For part (b), we have $(T_{g}\delta_{h})(x)=\delta_{h}(g^{-1}x)$ which is $1$ if $g^{-1}x=h$ and $0$ otherwise. But $g^{-1}x=h$ if and only if $x=gh$, so $T_{g}\delta_{h}$ is $\delta_{gh}$.
For part (d), you need to check that it’s symmetric, linear in the first variable, positive, and nondegenerate. All of this is straightforward, the positivity comes from the fact that \(\langle f,f\rangle=\sum_{g} f(g)^2\) which is positive and zero only if all $f(g)=0$.
For part (e), calculate
\[\langle T_{g}f(x),h(x)\rangle =\sum_{x}f(g^{-1}x)h(x)= \sum_{x}f(y)h(gy)=\langle f,T_{g^{-1}}h\rangle.\]For part (f), we have \(T_{g}e_{i}^{+}=\delta_{gk_{i}}+\delta_{g^2k_{i}}=e_{i}^{+}\) and \(T_{g}e_{i}^{-}=\delta_{gk_{i}}-\delta_{g^2k_{i}}=-e_{i}^{-}\) since $g^2=1$, so $e_{i}^{\pm}$ are eigenvectors with eigenvalues $\pm 1$ respectively.

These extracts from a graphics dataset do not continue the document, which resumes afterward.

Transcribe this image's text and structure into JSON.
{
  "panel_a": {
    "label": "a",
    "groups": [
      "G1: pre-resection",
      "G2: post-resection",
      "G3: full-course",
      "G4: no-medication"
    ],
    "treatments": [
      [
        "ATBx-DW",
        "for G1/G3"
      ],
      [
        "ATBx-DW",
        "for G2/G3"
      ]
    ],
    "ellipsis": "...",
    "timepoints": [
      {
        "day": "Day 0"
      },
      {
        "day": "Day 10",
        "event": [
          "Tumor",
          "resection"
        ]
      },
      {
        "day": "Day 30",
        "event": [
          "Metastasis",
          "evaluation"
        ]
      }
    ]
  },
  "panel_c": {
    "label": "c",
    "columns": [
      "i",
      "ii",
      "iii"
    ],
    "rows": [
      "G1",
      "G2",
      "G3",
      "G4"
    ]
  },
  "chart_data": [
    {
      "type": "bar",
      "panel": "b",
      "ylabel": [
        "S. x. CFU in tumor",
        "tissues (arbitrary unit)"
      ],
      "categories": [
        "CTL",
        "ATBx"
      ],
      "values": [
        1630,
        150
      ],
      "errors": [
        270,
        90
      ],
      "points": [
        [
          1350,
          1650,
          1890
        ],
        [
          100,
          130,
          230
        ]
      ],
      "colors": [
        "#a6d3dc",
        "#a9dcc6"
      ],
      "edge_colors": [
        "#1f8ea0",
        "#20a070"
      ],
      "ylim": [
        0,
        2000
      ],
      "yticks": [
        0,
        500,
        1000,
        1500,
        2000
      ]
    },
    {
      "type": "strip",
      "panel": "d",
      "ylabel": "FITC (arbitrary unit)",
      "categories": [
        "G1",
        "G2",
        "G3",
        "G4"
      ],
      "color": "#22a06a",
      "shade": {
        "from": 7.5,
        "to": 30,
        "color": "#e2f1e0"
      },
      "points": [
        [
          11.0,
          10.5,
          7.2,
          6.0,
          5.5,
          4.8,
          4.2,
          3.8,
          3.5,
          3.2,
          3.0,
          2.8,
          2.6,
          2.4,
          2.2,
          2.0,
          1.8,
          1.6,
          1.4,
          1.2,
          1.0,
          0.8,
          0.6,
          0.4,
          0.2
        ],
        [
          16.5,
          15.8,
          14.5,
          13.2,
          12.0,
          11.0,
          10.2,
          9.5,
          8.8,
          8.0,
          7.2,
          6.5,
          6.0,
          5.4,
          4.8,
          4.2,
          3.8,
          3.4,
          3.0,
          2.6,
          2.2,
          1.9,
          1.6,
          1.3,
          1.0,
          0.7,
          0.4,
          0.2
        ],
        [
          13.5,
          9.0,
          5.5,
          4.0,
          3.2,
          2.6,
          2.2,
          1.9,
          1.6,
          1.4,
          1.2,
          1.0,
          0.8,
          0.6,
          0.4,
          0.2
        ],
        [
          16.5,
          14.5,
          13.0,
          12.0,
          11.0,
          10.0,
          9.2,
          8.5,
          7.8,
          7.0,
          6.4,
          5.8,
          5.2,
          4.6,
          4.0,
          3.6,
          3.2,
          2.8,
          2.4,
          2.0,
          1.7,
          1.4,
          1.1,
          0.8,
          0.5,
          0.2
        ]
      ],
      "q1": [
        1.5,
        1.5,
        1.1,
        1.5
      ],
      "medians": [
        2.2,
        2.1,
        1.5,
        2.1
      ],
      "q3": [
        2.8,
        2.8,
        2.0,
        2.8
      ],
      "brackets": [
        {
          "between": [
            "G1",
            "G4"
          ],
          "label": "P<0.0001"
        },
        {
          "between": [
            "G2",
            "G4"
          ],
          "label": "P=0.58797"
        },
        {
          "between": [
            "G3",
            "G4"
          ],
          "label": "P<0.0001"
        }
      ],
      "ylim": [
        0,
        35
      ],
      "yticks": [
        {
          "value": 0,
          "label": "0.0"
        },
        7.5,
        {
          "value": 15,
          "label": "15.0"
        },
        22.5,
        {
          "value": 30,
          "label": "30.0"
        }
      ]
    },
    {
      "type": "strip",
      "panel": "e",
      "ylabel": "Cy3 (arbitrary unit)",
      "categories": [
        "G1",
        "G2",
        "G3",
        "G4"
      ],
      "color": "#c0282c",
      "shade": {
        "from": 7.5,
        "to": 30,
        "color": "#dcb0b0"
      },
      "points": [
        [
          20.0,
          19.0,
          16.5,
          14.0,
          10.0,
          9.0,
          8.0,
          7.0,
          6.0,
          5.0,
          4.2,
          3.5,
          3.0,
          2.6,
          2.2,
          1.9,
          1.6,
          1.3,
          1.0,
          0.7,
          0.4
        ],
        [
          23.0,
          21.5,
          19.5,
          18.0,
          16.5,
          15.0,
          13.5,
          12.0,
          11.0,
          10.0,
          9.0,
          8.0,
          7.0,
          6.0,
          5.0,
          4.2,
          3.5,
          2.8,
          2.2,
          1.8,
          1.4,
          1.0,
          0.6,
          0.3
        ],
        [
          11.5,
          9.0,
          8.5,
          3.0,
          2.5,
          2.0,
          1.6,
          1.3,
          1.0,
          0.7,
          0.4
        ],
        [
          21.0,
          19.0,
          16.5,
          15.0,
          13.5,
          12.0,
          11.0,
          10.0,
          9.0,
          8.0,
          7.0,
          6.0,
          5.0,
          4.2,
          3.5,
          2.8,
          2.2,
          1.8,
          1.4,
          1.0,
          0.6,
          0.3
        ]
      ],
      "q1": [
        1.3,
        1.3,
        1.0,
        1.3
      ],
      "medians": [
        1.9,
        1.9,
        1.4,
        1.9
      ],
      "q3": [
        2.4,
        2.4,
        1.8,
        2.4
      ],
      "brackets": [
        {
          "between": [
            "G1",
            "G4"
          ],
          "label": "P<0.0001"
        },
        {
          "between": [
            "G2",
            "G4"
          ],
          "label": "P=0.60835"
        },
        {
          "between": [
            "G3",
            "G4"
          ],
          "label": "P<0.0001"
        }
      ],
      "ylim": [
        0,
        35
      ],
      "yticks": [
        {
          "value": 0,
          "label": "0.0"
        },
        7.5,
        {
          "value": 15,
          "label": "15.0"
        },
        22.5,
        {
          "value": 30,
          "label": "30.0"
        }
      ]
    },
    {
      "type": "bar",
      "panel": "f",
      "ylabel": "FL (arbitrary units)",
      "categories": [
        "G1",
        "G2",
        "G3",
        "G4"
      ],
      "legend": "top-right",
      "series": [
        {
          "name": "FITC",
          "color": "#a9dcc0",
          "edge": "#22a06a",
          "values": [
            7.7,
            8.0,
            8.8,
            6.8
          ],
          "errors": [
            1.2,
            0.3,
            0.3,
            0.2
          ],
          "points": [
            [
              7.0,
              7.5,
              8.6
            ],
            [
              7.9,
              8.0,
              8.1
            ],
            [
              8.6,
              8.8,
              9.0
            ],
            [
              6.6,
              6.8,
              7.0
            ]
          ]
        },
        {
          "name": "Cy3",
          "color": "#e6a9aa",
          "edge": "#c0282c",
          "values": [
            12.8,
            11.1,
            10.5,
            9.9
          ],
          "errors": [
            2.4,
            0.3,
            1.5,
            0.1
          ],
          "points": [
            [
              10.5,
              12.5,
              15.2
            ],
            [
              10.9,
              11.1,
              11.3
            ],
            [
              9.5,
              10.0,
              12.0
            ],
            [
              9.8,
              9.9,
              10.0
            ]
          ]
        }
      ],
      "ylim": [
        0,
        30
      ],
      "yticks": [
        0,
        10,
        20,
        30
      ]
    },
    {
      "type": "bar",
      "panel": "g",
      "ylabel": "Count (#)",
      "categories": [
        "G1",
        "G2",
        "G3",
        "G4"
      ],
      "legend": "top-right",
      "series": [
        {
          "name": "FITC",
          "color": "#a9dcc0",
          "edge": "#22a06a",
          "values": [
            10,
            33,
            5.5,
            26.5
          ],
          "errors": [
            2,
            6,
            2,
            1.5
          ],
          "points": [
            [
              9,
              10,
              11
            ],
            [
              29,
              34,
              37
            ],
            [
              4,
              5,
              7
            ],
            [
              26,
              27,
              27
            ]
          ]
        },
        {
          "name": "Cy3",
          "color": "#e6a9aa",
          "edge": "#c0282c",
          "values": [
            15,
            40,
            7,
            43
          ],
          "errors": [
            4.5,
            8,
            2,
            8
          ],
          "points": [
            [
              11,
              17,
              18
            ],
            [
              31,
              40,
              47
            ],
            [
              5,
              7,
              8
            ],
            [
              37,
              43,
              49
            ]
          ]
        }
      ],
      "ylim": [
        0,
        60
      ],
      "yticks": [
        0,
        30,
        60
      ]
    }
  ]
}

For the orthogonality, \(\langle e_{i}^{+},e_{j}^{-}\rangle=\sum_{x} e_{i}^{+}(x)e_{j}^{-}(x)=\sum_{x}(\delta_{k_{i}}+\delta_{gk_{i}})(\delta_{k_{j}}-\delta_{gk_{j}})\)
Now:
\(\delta_{k_{i}}\delta_{k_{j}}=0\) unless $k_{i}=k_{j}$.
\(\delta_{k_{i}}\delta_{gk_{j}}=0\) unless $k_{i}=gk_{j}$. But this doesn’t happen because $k_{i}$ and $gk_{j}$ are in different cosets, so this is always zero.
\(\delta_{gk_{i}}\delta_{k_{j}}=0\) for the same reason.
\(\delta_{gk_{i}}\delta_{gk_{j}}=0\) unless $i=j$ since only in that case are $k_{i}$ and $k_{j}$ in the same coset.
So the dot product is zero if $i\not=j$.